稚児7人 肩車で参拝
「元気に育って」と古道歩く
熊野本宮大社例大祭始まる

1・1 田辺市本宮町、熊野本宮大社(九鬼家隆宮司)で13日、例大祭「湯登(ゆのぼり)神事」(県無形民族文化財)があり、父親や祖父の肩に担がれた稚児7人が、「人生の峠」と形容される大日山を越え、同大社の旧社地・大斎原(おおゆのはら)前に到着した。
 最終日の15日は午前9時から厳粛に本殿祭、午後1時ごろから渡御祭が行われ、神輿(みこし)を中心に行列が大斎原に出発。華やかに斎庭(さいてい)神事が繰り広げられる。
 晴天に恵まれた湯登神事には公募で選ばれた、1歳から3歳までの稚児と父親や祖父の7組が和装で奉仕。九鬼宮司や同社氏子総代の人たち、山伏や笛奏者らが参列して午前9時過ぎから拝殿前で記念撮影。
 この後、本殿前に整列して参拝した一行は、法螺(ほら)貝と太鼓の音を合図に出発。国道168号を歩き、国道から湯峰(ゆのみね/湯峯)温泉方面へ少し入った地点からバスで同温泉へ移動した。

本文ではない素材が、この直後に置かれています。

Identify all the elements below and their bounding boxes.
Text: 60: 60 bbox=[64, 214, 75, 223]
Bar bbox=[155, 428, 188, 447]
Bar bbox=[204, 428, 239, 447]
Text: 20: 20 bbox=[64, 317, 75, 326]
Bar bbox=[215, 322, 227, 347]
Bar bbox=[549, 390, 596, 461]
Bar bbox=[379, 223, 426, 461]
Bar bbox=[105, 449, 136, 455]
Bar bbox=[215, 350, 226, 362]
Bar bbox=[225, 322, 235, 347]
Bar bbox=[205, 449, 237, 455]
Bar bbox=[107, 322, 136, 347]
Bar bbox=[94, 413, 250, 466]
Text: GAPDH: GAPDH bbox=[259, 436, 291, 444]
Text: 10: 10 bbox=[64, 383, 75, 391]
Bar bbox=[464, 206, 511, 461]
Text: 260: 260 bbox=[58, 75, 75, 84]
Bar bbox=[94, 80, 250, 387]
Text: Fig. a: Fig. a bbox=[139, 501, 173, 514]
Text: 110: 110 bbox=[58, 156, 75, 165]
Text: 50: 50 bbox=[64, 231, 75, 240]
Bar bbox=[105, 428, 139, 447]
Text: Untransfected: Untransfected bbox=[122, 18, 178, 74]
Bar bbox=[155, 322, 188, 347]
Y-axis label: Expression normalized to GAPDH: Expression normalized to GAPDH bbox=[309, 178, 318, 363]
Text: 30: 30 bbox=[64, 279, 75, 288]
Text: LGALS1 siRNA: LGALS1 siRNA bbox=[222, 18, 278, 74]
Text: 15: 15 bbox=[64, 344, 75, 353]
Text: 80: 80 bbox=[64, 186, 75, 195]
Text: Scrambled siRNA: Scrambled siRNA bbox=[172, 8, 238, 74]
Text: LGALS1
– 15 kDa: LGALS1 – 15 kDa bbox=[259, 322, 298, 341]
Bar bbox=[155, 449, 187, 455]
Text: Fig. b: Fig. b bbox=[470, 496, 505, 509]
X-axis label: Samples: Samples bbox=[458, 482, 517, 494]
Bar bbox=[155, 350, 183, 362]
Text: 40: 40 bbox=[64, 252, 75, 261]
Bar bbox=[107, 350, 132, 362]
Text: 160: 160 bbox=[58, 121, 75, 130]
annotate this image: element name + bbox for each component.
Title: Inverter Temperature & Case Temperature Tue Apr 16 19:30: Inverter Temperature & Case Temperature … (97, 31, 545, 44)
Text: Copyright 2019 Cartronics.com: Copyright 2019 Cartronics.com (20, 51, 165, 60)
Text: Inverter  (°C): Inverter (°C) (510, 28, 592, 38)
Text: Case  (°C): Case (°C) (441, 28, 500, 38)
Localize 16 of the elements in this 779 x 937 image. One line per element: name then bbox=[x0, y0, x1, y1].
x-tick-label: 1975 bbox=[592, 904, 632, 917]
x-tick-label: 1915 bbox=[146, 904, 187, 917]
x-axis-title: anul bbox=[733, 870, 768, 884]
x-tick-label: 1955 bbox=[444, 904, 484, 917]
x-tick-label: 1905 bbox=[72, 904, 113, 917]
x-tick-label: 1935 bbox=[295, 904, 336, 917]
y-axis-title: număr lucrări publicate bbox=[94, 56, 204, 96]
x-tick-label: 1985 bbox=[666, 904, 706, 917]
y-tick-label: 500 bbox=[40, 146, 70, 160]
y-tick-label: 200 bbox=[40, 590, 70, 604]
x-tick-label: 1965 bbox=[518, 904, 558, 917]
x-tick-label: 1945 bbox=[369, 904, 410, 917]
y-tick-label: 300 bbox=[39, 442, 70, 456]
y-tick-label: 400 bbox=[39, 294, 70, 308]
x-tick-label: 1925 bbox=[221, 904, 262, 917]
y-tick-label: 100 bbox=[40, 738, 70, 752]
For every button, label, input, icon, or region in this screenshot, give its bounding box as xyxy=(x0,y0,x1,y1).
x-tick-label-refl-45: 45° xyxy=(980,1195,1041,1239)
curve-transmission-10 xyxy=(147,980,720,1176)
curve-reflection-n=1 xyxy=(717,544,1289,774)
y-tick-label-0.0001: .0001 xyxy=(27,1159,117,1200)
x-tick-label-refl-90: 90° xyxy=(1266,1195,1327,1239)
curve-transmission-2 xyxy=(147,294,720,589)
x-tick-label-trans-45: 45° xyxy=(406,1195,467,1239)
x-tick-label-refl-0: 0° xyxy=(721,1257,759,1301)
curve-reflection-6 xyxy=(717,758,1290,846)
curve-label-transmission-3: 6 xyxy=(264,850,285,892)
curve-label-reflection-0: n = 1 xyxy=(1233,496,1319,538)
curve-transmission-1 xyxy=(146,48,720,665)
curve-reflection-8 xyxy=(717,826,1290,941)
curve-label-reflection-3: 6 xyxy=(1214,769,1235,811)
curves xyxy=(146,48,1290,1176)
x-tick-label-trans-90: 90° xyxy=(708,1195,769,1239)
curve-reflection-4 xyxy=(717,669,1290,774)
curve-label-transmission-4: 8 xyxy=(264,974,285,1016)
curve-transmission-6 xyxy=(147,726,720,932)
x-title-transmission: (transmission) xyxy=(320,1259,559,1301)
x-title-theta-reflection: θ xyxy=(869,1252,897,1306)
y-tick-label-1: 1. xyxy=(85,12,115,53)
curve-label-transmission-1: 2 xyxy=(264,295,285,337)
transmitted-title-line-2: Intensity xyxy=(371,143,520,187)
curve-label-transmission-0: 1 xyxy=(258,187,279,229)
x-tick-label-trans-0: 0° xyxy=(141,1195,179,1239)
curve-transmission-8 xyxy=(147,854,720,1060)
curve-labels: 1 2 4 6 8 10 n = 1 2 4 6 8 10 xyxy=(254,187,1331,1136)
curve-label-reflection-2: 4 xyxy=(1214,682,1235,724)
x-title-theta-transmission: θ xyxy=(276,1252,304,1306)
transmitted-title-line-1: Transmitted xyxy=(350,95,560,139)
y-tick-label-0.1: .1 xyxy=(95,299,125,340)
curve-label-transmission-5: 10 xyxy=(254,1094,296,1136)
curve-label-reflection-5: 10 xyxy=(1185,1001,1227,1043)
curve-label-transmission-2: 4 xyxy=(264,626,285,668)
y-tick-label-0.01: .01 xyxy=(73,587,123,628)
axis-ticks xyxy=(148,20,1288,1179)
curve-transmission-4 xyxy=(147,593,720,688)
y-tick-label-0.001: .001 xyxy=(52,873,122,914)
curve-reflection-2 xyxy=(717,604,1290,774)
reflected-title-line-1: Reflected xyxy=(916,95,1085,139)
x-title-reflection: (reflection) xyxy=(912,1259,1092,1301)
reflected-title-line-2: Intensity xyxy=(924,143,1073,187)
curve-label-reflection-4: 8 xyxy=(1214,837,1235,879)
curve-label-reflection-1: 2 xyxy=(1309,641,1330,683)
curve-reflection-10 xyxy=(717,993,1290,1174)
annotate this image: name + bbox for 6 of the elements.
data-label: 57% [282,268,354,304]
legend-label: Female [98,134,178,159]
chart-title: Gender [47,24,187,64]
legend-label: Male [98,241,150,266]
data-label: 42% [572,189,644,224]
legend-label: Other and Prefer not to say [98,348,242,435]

 旅館「あづまや」で湯垢離(ゆごり)して身を清め、午前11時30分から大広間で出発式。皆で歓談しながらの食事となり、稚児たちも父親の膝(ひざ)の上で、温泉粥(おんせんがゆ)などを食べた。食事後、稚児たちは朱色に金銀紅白の刺しゅうを施した上着をまとい、額に「大」の字を朱書きして準備した。
 午後1時前に旅館を出発した一行は山道に入り、湯峰王子で神事。宮司が祝詞を奏上して大日山越えの無事を祈願し、関係者が玉串をささげた。この後、神が憑依(ひょうい)した様子を表すと伝えられる八撥(やさばき)神事があり、稚児が太鼓の音に合わせて左・右・左と3回ずつ、その場で回った。この後、一行は急な坂道に入り大日山を越えた。
 御坊市から初めて参加した楠本勇次さんは健人くん(3)を肩車し、「初めて選ばれ、うれしかった。大日山越えは大変だが、息子も頑張っているので、息子の健やかな成長を願い、踏ん張って最後までやり遂げたい」と胸を張った。